Since then, documented stories have spanned the paranormal gamut: poltergeist prisoners terrorizing visitors, weeping children roaming the port and tourists running into a weeping 'lady in blue' (apparently the spirit of a woman who died in childbirth). The museum even has an 'incidence form' ready for anyone wanting to report an otherworldly event.
Poveglia Island, plague victims - Italy
Poveglia Island, Italy
Mirco Toniolo/ROPI via ZUMA Press
Located off the coast of Venice and Lido, Poveglia sadly reunites all the classical elements of a horror movie: plagues, mass burial ground and mental institute (from the 1920's).
During the bubonic plague and other subsequent pandemics, the island served as a quarantine station for the sick and anyone showing any signs of what could be Black Death contamination. Some 160,000 victims are thought to have died there and the seven acres of land became a mass burial ground so full that it is said that human ash makes up more than 50% of Poveglia's soil.
In 1922 a retirement home for the elderly — used as a clandestine mental institution— opened on the island and with it a fair amount of rumors involving torture of patients.
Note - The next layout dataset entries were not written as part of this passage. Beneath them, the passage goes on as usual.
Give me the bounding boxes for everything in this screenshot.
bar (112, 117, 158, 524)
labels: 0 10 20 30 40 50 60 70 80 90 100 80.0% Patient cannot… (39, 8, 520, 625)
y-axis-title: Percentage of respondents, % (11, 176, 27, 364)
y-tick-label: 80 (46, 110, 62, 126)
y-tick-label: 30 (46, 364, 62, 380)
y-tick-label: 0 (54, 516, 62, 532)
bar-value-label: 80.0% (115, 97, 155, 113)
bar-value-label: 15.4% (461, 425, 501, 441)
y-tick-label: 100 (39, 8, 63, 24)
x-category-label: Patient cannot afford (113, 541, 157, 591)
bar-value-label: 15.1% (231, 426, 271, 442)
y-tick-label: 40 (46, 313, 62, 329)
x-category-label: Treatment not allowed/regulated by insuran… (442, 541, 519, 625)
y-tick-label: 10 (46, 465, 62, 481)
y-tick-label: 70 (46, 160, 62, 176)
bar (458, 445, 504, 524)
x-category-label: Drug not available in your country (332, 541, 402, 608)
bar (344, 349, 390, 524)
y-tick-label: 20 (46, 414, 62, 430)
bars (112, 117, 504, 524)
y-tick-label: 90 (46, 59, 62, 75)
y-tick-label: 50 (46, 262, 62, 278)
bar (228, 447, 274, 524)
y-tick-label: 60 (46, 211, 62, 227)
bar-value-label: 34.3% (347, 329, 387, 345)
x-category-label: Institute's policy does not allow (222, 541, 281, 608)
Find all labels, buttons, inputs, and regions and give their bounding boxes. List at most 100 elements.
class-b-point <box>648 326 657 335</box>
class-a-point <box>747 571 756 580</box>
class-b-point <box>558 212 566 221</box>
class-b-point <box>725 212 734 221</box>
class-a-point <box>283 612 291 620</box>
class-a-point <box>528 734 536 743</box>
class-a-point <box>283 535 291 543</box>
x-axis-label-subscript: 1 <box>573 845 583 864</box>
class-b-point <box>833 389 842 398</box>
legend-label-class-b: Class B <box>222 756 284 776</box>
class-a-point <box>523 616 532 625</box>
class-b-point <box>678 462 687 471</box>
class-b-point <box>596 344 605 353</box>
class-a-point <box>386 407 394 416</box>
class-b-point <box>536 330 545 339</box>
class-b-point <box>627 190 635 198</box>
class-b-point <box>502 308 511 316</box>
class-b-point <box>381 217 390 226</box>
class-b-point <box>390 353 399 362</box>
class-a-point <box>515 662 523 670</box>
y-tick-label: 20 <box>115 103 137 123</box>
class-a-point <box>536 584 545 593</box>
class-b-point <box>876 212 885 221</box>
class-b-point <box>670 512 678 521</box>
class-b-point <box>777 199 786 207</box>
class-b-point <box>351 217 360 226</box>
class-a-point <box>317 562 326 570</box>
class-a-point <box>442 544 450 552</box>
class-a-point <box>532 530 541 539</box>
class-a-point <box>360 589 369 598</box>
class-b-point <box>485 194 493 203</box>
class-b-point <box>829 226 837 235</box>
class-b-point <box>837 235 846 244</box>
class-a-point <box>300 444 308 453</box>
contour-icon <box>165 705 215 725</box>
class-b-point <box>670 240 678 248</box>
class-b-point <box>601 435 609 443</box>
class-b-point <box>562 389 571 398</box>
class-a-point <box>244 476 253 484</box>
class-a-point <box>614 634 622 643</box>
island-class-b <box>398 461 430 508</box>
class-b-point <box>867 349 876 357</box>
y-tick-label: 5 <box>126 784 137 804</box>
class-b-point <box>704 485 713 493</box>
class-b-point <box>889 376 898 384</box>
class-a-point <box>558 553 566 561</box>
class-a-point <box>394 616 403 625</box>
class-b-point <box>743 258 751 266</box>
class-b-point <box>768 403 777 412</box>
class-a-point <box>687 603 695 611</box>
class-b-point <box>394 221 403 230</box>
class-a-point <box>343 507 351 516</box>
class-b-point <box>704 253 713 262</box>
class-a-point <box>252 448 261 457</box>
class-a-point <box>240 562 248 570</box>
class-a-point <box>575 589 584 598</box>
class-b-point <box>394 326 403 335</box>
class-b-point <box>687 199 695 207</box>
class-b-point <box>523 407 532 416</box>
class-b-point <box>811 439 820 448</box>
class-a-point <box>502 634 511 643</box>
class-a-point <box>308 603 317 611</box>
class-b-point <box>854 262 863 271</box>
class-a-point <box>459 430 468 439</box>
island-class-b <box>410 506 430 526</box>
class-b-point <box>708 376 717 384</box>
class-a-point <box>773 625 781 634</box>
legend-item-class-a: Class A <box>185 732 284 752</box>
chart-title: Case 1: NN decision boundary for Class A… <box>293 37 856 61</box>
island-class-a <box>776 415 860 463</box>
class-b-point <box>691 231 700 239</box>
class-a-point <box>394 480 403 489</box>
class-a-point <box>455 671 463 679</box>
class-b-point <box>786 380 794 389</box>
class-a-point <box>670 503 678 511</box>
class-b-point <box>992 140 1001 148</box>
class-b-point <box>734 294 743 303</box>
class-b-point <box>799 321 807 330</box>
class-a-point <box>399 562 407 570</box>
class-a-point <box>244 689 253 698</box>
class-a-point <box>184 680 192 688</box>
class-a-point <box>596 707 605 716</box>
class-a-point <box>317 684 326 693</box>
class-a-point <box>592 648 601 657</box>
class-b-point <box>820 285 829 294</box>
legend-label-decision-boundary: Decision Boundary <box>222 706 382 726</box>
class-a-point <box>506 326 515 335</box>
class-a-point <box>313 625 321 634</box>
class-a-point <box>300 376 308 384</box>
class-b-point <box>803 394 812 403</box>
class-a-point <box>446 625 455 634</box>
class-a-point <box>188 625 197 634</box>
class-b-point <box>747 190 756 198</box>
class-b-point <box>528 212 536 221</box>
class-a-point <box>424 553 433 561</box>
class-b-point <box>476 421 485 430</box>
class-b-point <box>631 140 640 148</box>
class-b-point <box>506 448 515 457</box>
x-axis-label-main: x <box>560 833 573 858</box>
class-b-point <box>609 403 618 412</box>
The hospital and consequently the whole island was closed in 1968, leaving all the dead trapped off-land.
Poveglia's terrifying past earned it the nickname of "Island of Ghosts". Despite being strictly off-limits to visitors, the site has been attracting paranormal activity hunters looking for the apparition of lost and angry souls. The island would be so evil that some locals say that when an evil person dies, he wakes up in Poveglia, another kind of hell.